The following example was performed to demonstrate the possibility of urease testing using dried blotting paper containing the entire urease chemical composition.

A urease test was carried out using blotting paper which had been placed in the solution of the urease composition as described above in Table 1. The blotting paper was dried and a small, round disc of the blotting paper was cut out and placed in the well. Two drops of sterile water were added to the well. The solution allowed leaching process to take place and the necessary chemicals dissolved from the dried test paper to allow for a positive test to take place. Biopsy was taken from a patient with a duodenal ulcer. The urease test turned positive in 3 minutes.

Example 3

The following example was performed to demonstrate utility of dried urease testing composition attached or coated to the wells for use in urease testing.

A series of urease test wells were prepared by placing two drops of a concentrated urease test solution (see Table 1 above) with and without a small amount of agar. These were dried over 24 hours. On the day of the endoscopic procedures, two drops of sterile water were placed in each well. Biopsies were taken from the antral mucosa from patients known to be positive for Helicobacter pylon. The urease test turned positive in between 3 and 12 minutes in the five patients tested. The shelf-life of the dry product did not change for several months when stored in a temperature controlled area at 23°C.

A gelling agent may also be optionally incorporated in the initially wet indicating composition, preferably in the concentration of between about 5 to 50 grams per liter.

Example 4

The following example was performed to demonstrate utility of the dried urease composition in filter paper cut as a ring and inserted into a specialized well which allows light penetration to heighten the visibility of the urease test. (Fig. 2).

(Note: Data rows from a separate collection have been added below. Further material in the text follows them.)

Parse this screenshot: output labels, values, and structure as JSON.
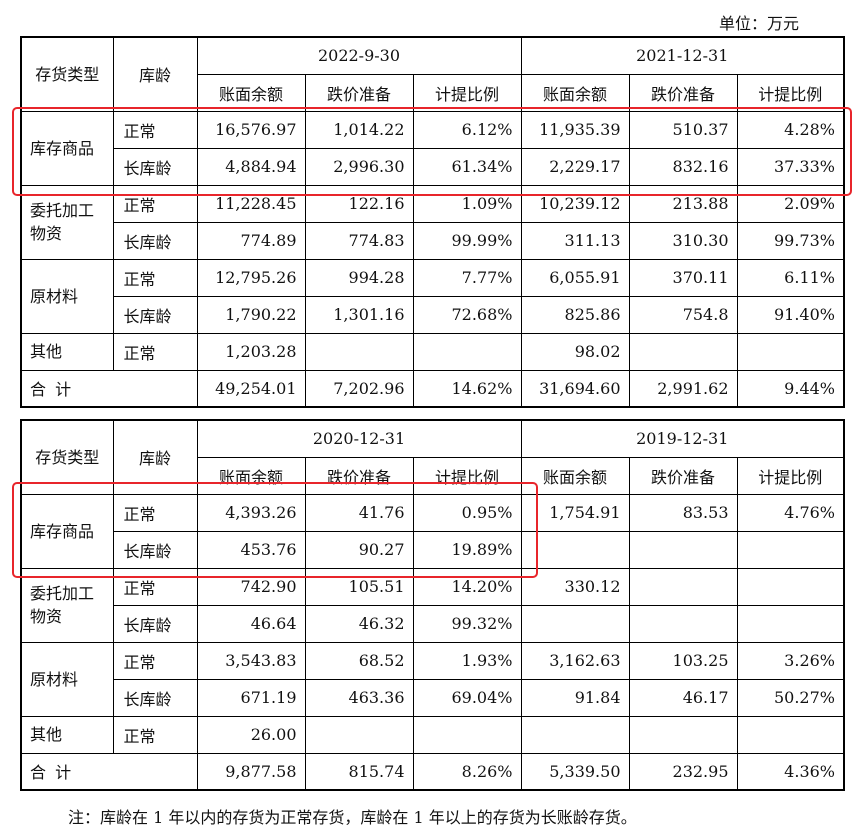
{
  "unit_label": "单位：万元",
  "headers": {
    "category": "存货类型",
    "age": "库龄",
    "book_balance": "账面余额",
    "impairment": "跌价准备",
    "ratio": "计提比例"
  },
  "table1": {
    "periods": [
      "2022-9-30",
      "2021-12-31"
    ],
    "groups": [
      {
        "category": "库存商品",
        "rows": [
          {
            "age": "正常",
            "vals": [
              "16,576.97",
              "1,014.22",
              "6.12%",
              "11,935.39",
              "510.37",
              "4.28%"
            ]
          },
          {
            "age": "长库龄",
            "vals": [
              "4,884.94",
              "2,996.30",
              "61.34%",
              "2,229.17",
              "832.16",
              "37.33%"
            ]
          }
        ]
      },
      {
        "category": "委托加工物资",
        "rows": [
          {
            "age": "正常",
            "vals": [
              "11,228.45",
              "122.16",
              "1.09%",
              "10,239.12",
              "213.88",
              "2.09%"
            ]
          },
          {
            "age": "长库龄",
            "vals": [
              "774.89",
              "774.83",
              "99.99%",
              "311.13",
              "310.30",
              "99.73%"
            ]
          }
        ]
      },
      {
        "category": "原材料",
        "rows": [
          {
            "age": "正常",
            "vals": [
              "12,795.26",
              "994.28",
              "7.77%",
              "6,055.91",
              "370.11",
              "6.11%"
            ]
          },
          {
            "age": "长库龄",
            "vals": [
              "1,790.22",
              "1,301.16",
              "72.68%",
              "825.86",
              "754.8",
              "91.40%"
            ]
          }
        ]
      },
      {
        "category": "其他",
        "rows": [
          {
            "age": "正常",
            "vals": [
              "1,203.28",
              "",
              "",
              "98.02",
              "",
              ""
            ]
          }
        ]
      }
    ],
    "total": {
      "label": "合 计",
      "vals": [
        "49,254.01",
        "7,202.96",
        "14.62%",
        "31,694.60",
        "2,991.62",
        "9.44%"
      ]
    }
  },
  "table2": {
    "periods": [
      "2020-12-31",
      "2019-12-31"
    ],
    "groups": [
      {
        "category": "库存商品",
        "rows": [
          {
            "age": "正常",
            "vals": [
              "4,393.26",
              "41.76",
              "0.95%",
              "1,754.91",
              "83.53",
              "4.76%"
            ]
          },
          {
            "age": "长库龄",
            "vals": [
              "453.76",
              "90.27",
              "19.89%",
              "",
              "",
              ""
            ]
          }
        ]
      },
      {
        "category": "委托加工物资",
        "rows": [
          {
            "age": "正常",
            "vals": [
              "742.90",
              "105.51",
              "14.20%",
              "330.12",
              "",
              ""
            ]
          },
          {
            "age": "长库龄",
            "vals": [
              "46.64",
              "46.32",
              "99.32%",
              "",
              "",
              ""
            ]
          }
        ]
      },
      {
        "category": "原材料",
        "rows": [
          {
            "age": "正常",
            "vals": [
              "3,543.83",
              "68.52",
              "1.93%",
              "3,162.63",
              "103.25",
              "3.26%"
            ]
          },
          {
            "age": "长库龄",
            "vals": [
              "671.19",
              "463.36",
              "69.04%",
              "91.84",
              "46.17",
              "50.27%"
            ]
          }
        ]
      },
      {
        "category": "其他",
        "rows": [
          {
            "age": "正常",
            "vals": [
              "26.00",
              "",
              "",
              "",
              "",
              ""
            ]
          }
        ]
      }
    ],
    "total": {
      "label": "合 计",
      "vals": [
        "9,877.58",
        "815.74",
        "8.26%",
        "5,339.50",
        "232.95",
        "4.36%"
      ]
    }
  },
  "note": "注：库龄在 1 年以内的存货为正常存货，库龄在 1 年以上的存货为长账龄存货。",
  "colors": {
    "highlight": "#e8252b",
    "border": "#000000"
  }
}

Several specially-designed urease wells were prepared with the dried filter paper rings inserted (Fig. 2). Three drops of water were dripped into the well system and after several minutes the urease solution was visible. Biopsies were then inserted into the center well. The reaction was clearly visible in 6/6 patients confirmed positive histologically requiring between 2 and 10 minutes to turn positive.

Example 5

Several concentrations of the stock solution were produced in order to test the differences in intensity of reaction :

2x concentration of the above formulation was produced in a dried urease composition in filter paper, the filter paper was dried and cut into rings and inserted into a specialized well. The urease wells were then tested on three positive patients, two who were known positive and one patient undergoing screening procedures. The urease wells were activated using three drops of water and a two minutes were allowed to lapse to allow for reconstitution and reactivation of reagent. Biopsy samples were added. A positive reaction was seen within 2 minutes for the two known positives and approximately 6 minutes for the remaining patient.

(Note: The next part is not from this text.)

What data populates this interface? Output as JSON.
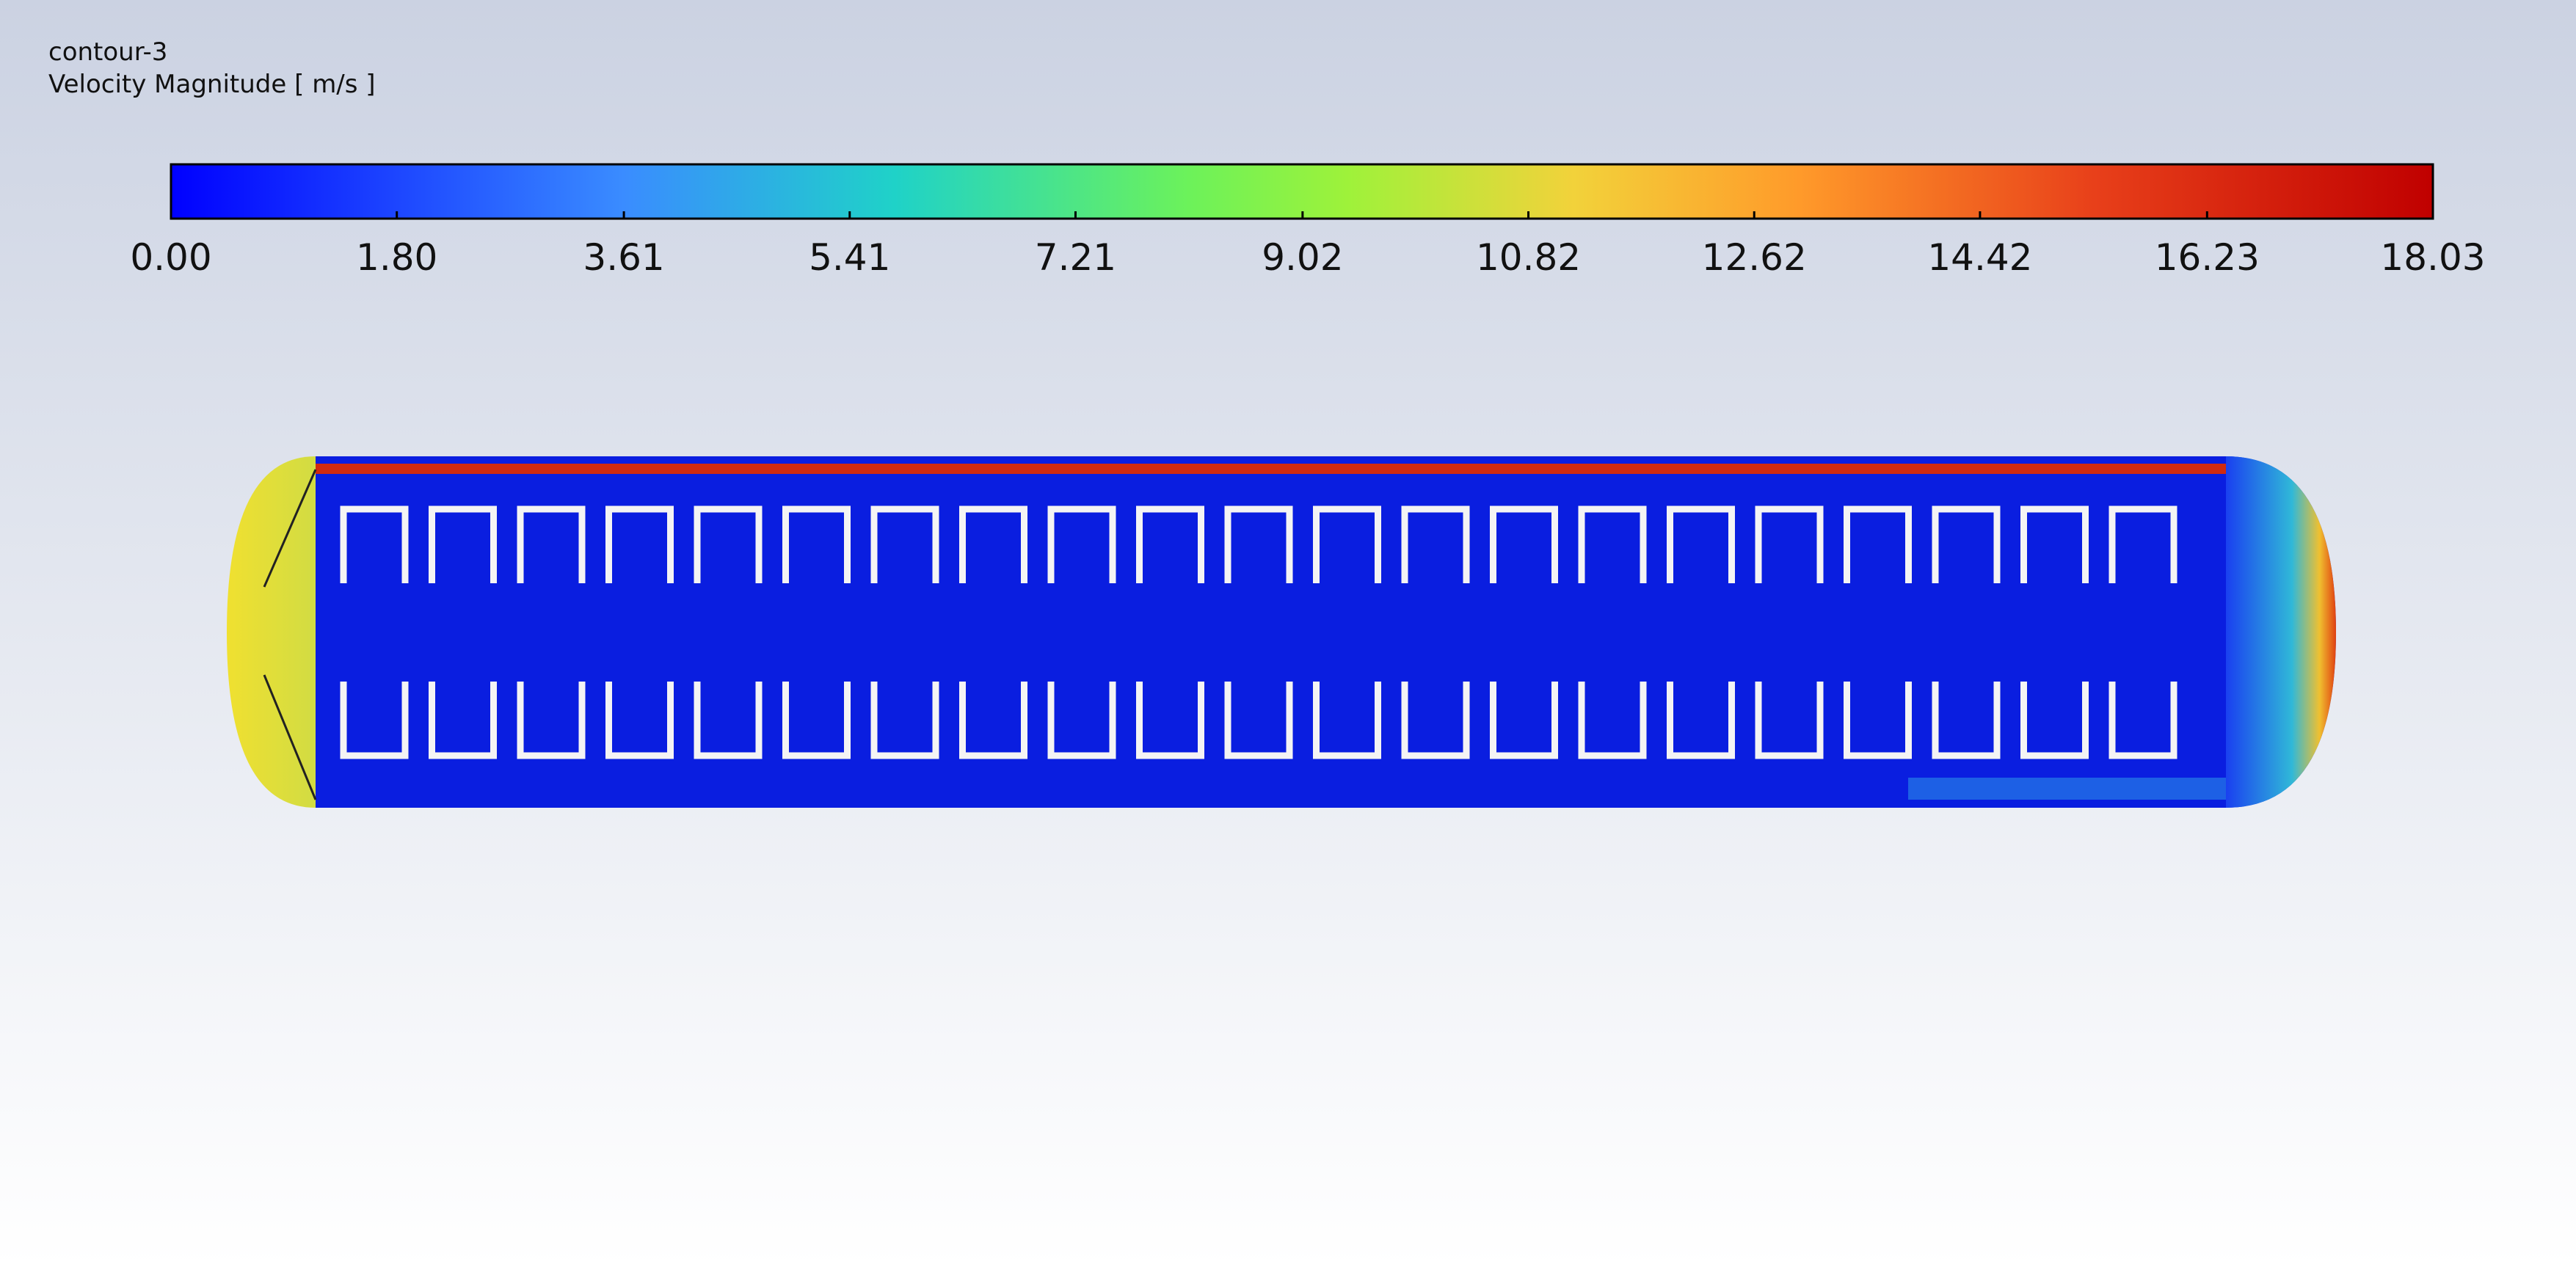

4x concentration of the above formulation was also produced in a dried urease composition in filter paper which was prepared as per the above method. The composition was tested on 5 patients three with known positive Helicobacter pylori infection on urea breath test, one recently treated with H. pylori eradication therapy and one known negative for H. pylori on urea breath test. Positive reaction times for the three positives were observed to range from 2-7 minutes and no positive reaction were observed in the remaining patients even after 24hour observation period.

While the invention has been described with respect to a preferred embodiment, it will be understood that the invention is not limited to the preferred embodiment but is intended to cover various modifications and equivalent arrangements within the spirit and scope of the appended claims. This application is related to Australian Provisional Patent Application number 2010904631, the contents of which are incorporated herein by reference.